Beyond the Sex Scandals at Defence, the Larger Task of Refitting Canada’s Armed Forces

Don Newman

January 7, 2022

The team that oversaw the purchase of the vaccines, face masks and other essential material to fight the COVID-19 pandemic is being reunited to oversee some of the largest military procurement projects in Canada’s history.

Defence Minister Anita Anand took up her new duties in the cabinet shuffle after last fall’s election. She has on her plate the non-defence but highly political job of cleaning up the department’s sexual harassment and sexual abuse scandal. Female military personnel have launched complaints of improper behaviour against male officers in the senior ranks – all the way to two different Chiefs of Defence Staff.

The allegations have attracted widespread news coverage and public interest and are likely to do so for some time yet. But they have nothing to do with the real job of the armed forces. Defending Canadians and sharing the burden of doing that in alliances with other like-minded countries.

Before moving to Defence Anand was the minister of Public Services and Procurement Canada, with the responsibility for leading the massive job of acquiring the vaccines and all the other things needed for the battle against COVID.  Her deputy minister – the top public servant in the department was a veteran Ottawa hand, Bill Matthews. Now beginning on January 11th, Matthews will be her deputy at Defence.

Sex always sells politically and just about every other way. but the really important issue before the Defence department and the government generally are two contracts to replace aging equipment for both the Navy and the Air Force that was acquired in the 1980s.

The government has announced that the decision to replace the aging CF-18 fighters that the Government bought  back when Prime Minister Justin Trudeau’s father Pierre was PM, has come down to two planes: the F-35 stealth fighter built by built by Lockheed Martin in the United States, and a Swedish fighter, the JAS 39 Gripen which is built by Saab.

The F-35 was originally picked by the Canadian government. But when the Conservatives were in power the cost over runs on the prototypes became so expensive that then-Prime Minister Stephen Harper cancelled that deal and said Canada would look for other options. In the 2015 election campaign Trudeau said a Liberal government would look elsewhere for a replacement for the CF-18s. But a new contest to buy a replacement fighter was held, and along with the Saab,  the F-35 is the other finalist and in many minds the favorite to end up anyway as the replacement for the CF-18.

At the time the contract with Lockheed Martin was cancelled much was made of replacing that selection with a cheaper aircraft. The argument went that the money saved could then be spent on other defence priorities that would otherwise be neglected.

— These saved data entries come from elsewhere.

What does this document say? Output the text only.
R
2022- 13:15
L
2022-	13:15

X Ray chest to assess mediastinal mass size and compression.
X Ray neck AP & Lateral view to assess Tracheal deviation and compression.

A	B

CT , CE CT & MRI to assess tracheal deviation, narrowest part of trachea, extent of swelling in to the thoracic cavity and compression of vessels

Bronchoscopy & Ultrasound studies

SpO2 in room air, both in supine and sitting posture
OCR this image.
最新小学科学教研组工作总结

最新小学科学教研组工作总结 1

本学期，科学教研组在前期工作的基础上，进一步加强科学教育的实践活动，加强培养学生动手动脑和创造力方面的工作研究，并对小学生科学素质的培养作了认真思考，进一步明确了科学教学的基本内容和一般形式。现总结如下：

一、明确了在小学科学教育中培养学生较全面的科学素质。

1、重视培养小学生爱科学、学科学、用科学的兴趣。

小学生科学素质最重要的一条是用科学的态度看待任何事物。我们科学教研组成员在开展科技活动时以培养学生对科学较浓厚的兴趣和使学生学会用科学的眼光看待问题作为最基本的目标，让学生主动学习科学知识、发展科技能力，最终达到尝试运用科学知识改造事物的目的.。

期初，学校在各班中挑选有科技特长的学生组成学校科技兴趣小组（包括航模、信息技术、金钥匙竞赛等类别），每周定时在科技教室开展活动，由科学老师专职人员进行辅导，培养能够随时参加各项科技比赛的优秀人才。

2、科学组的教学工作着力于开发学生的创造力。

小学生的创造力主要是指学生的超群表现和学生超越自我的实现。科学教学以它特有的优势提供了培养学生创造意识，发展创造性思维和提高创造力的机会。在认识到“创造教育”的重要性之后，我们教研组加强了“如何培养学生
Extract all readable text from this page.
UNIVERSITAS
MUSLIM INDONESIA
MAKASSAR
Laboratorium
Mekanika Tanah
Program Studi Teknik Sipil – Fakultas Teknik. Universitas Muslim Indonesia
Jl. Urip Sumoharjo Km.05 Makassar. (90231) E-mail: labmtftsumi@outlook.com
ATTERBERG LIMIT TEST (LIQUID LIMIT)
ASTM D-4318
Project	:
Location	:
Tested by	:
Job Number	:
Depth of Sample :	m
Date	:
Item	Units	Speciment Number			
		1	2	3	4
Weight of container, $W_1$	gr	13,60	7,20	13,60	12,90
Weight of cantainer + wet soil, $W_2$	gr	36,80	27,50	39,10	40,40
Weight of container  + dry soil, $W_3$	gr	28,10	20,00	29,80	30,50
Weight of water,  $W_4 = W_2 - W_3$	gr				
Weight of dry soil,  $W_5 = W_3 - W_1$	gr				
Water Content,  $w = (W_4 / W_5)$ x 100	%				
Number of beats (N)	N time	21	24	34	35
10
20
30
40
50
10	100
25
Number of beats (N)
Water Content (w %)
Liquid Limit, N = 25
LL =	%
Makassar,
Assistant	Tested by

That same argument is now again being used against another even bigger defence contract that has been directed to Irving Shipyards and – wait for it== Lockheed Martin.  The contract is for 15 warships to be built for the Canadians Navy to replace aging destroyers that are already out of service and the fleet of frigates that were also committed to when Pierre Trudeau was prime minister.

The plan is to replace the destroyers and the frigates with one type of ship. The ship would be known as a Canadian Surface Combatant – bigger than a frigate and small than a destroyer.

For a variety of reasons that always plague military procurements, although not a single ship has been built, the cost for the entire 15 ship program has skyrocketed. Back in 2008 when the plan to replace two different classes of ships with single type of vessel was first adopted, the total cost was estimated at $26 billion. How things have changed. The most recent estimate by the Parliamentary Budget Officer is that the 15 ships would cost a total of $77.3 billion. A further one-year delay would drive the cost up to $79.7 billion and a two year delay to $82.1 billion.

Those types of forecasts are prompting calls for a review of the program. There are reports that the Defence Department is looking at the costing and the viability its plans. One option being talked about would be to build only three or maybe four of the Surface Combatants, and then acquire smaller, other types of vessels to play more specific roles.

Supporters of that kind of plan say that is the way the navy has always operated. Moreover, the money saved could be used – wait for it – on other defence priorities that would otherwise be neglected.

In pre-COVID times that argument had been turned away by the department. Now with the country’s finances ravished by the pandemic, the idea my get a better hearing. In fact, with the country’s books in the shape they are in, any money saved may not be spent on other defence priorities but instead on other departments’ priorities or on debt reduction.

Those are questions for the long term. In the short term the team that bought the vaccine is going to have to decide how much and where they will spend money on planes and boats.

Contributing Writer and Columnist Don Newman, an Officer of the Order of Canada and Lifetime Member of the Parliamentary Press Gallery, is Executive Vice President of Rubicon Strategy, based in Ottawa.